Yesterday, as I walked from home to the Bellerive village on Hobart’s eastern shore, the wind and the temperature and the sun and the water of the Derwent River plus the vista of Mount Wellington took my mind straight to Ushuaia. I realised that on this date, on the 17th of November last year, Le Lyrial a fabulous Ponant small cruise ship sailed into the small hilly city of Ushuaia.
While we sailed the open and iceberg strewn seas and while we visited various locations on mainland Antarctica and nearby islands, the only colours in the landscape had been whites and greys and blues, punctuated with deep blacks. Only on those colour restricted days did I come to the understanding that I needed to see greens in the landscape; my whole body ached to see and be within natural green colours. Since sailing from South Georgia, greens in the landscape had been covered with ice and snow. Leading to our return to that southern-most city in South America at the bottom of Argentina, I remember beginning to bore my fellow travellers. “I need to see green vegetation”, became my refrain. Many knew that as soon as I left the ship at Ushuaia my first priority was to hug a tree.
I recall the ship sailing from the mountainous seas of the Drake Passage into the relative calm of the Beagle Channel, up which we sailed to Ushuaia. I remember that arrival day with love and affection.

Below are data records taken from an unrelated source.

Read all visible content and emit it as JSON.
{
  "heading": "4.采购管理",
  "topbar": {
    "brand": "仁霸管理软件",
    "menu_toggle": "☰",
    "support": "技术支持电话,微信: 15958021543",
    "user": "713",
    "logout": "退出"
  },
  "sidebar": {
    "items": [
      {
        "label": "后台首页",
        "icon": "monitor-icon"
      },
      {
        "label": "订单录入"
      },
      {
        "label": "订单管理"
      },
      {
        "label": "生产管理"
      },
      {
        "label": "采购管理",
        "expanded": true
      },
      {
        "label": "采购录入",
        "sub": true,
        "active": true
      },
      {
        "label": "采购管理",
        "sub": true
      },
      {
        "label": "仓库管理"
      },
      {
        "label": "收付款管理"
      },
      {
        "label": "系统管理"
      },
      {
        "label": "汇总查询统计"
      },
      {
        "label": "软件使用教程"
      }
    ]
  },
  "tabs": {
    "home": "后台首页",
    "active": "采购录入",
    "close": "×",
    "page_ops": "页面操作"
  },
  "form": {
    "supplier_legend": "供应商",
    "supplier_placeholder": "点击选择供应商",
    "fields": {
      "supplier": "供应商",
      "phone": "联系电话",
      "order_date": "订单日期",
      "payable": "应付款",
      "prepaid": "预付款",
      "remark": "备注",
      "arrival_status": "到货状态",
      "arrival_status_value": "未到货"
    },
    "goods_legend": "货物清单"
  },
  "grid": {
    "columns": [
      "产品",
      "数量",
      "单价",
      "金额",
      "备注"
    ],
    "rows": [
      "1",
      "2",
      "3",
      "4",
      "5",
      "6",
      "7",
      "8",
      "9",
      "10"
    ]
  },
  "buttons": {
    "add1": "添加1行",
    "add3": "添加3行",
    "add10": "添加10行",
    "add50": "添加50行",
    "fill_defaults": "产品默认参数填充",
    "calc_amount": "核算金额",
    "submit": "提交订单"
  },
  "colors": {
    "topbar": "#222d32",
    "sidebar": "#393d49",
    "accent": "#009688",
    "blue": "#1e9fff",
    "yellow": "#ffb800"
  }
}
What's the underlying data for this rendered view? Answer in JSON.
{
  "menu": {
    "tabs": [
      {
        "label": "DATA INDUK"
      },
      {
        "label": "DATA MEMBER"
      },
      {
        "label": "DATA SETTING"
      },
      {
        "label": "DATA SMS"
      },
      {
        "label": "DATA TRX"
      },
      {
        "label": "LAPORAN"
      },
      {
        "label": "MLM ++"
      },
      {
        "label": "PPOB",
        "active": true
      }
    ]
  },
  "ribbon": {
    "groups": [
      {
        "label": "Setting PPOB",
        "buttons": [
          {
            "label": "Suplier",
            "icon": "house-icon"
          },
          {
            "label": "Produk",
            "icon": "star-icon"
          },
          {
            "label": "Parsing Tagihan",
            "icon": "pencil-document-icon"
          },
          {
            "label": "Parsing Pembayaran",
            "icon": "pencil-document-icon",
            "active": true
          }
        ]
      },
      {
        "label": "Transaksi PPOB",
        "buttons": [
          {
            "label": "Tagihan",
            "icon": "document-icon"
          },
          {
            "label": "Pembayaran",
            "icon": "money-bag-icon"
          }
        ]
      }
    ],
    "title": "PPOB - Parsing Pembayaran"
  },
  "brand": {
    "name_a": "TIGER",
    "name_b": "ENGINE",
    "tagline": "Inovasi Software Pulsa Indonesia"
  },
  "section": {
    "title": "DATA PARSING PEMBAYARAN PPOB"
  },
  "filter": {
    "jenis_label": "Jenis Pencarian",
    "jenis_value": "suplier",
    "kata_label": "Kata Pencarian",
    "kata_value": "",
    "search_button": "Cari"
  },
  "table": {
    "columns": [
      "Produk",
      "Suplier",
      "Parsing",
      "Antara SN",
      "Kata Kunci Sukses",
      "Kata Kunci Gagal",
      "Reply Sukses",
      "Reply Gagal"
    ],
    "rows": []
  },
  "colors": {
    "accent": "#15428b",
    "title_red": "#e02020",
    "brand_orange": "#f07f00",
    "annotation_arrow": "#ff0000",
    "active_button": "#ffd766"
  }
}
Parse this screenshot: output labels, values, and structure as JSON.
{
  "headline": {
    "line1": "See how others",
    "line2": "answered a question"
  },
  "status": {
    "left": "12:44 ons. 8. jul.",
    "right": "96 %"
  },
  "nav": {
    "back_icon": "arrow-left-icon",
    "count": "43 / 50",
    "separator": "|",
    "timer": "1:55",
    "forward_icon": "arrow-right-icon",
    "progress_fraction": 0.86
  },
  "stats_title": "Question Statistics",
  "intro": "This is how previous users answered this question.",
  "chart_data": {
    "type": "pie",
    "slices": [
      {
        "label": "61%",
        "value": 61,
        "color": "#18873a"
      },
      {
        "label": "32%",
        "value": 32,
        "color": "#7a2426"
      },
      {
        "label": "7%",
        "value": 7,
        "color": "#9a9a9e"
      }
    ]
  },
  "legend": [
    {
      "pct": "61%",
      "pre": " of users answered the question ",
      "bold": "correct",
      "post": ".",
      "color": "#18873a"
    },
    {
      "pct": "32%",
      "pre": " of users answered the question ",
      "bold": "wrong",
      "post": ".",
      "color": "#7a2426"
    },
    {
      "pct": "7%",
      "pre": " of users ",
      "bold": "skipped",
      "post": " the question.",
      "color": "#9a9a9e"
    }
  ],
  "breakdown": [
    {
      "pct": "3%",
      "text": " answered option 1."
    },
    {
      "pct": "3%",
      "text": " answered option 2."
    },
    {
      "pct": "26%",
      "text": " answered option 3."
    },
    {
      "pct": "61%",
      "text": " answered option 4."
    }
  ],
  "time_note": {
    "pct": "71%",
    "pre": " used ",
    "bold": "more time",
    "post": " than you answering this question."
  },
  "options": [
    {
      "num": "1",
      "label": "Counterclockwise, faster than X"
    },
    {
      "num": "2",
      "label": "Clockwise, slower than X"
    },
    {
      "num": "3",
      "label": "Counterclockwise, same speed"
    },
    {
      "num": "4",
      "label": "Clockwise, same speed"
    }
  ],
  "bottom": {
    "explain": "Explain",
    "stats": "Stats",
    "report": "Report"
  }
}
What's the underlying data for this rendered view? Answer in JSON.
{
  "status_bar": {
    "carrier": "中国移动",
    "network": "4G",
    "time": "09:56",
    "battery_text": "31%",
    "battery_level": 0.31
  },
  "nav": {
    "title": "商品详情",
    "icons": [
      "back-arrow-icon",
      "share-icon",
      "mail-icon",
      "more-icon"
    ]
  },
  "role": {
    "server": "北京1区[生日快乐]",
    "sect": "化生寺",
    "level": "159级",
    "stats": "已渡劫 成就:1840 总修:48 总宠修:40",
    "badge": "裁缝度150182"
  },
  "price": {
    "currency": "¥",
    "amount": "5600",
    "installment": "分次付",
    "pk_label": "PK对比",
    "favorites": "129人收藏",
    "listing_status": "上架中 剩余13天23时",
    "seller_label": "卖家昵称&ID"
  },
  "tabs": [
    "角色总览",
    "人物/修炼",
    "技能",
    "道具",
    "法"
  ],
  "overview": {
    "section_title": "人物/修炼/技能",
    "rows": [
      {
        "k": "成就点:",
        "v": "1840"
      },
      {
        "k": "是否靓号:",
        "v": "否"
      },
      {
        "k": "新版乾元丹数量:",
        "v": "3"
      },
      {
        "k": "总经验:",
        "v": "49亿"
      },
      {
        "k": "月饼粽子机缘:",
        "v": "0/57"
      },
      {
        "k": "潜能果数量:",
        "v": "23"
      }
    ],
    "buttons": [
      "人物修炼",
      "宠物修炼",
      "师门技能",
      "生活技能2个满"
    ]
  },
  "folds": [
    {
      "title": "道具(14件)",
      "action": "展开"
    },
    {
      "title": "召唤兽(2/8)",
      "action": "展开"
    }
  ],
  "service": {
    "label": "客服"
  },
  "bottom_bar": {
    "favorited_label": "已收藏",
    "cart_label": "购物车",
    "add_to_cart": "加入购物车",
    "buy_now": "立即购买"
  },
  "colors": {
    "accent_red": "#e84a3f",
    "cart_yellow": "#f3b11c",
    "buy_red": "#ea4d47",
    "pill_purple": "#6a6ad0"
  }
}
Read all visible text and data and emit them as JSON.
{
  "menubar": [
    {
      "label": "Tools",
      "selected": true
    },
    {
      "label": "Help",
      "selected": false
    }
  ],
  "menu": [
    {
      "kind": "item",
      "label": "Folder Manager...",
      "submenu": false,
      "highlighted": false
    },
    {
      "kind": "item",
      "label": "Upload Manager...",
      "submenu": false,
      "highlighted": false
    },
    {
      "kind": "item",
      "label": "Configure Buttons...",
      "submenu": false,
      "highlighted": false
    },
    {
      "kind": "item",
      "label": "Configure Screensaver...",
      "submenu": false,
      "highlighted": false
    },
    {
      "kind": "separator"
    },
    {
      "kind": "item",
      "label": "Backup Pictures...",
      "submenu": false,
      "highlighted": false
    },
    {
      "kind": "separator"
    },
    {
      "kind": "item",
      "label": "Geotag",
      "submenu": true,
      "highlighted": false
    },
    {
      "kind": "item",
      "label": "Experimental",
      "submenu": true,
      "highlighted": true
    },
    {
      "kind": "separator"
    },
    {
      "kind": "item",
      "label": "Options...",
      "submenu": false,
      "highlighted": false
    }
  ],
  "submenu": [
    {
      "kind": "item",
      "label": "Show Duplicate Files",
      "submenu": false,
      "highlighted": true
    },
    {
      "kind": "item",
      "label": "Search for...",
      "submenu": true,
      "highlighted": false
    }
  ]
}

As gently appearing land changed from an indistinct grey-green blur in the distance to sharp crisp edges and solid shapes of dark greens, I watched from my balcony with supreme happiness. Once I could clearly see particular trees and shrubs, my whole body sucked in the fresh air and I felt exhilarated by the many green plants that grew onshore. I had my drug. Drug of choice. Intoxicating.
The vistas of Hobart are unlike those around Ushuaia. Their nearby mountains are much higher and topped with snow. Yesterday our mountain was snow free and hill-sized by comparison. My city is many times larger than Ushuaia. Nevertheless, yesterday I felt they shared a similar feel, a familiar spirit.
In the image below, Google maps shows the cruise ship wharf in Ushuaia. There are more ships moored in this snapshot than when we stopped there; our ship moored on the left hand side roughly where the ship with the helicopter pad is located.
You may enjoy a rerun of a small selection of photos I took in Ushuaia one year ago.
Ushuaia is a long way away in distance and time. My visit seems long ago, yet how wonderful that with a particular weather here in Hobart, I can be reminded and transported back to that special place which returned green coloured landscapes into my life.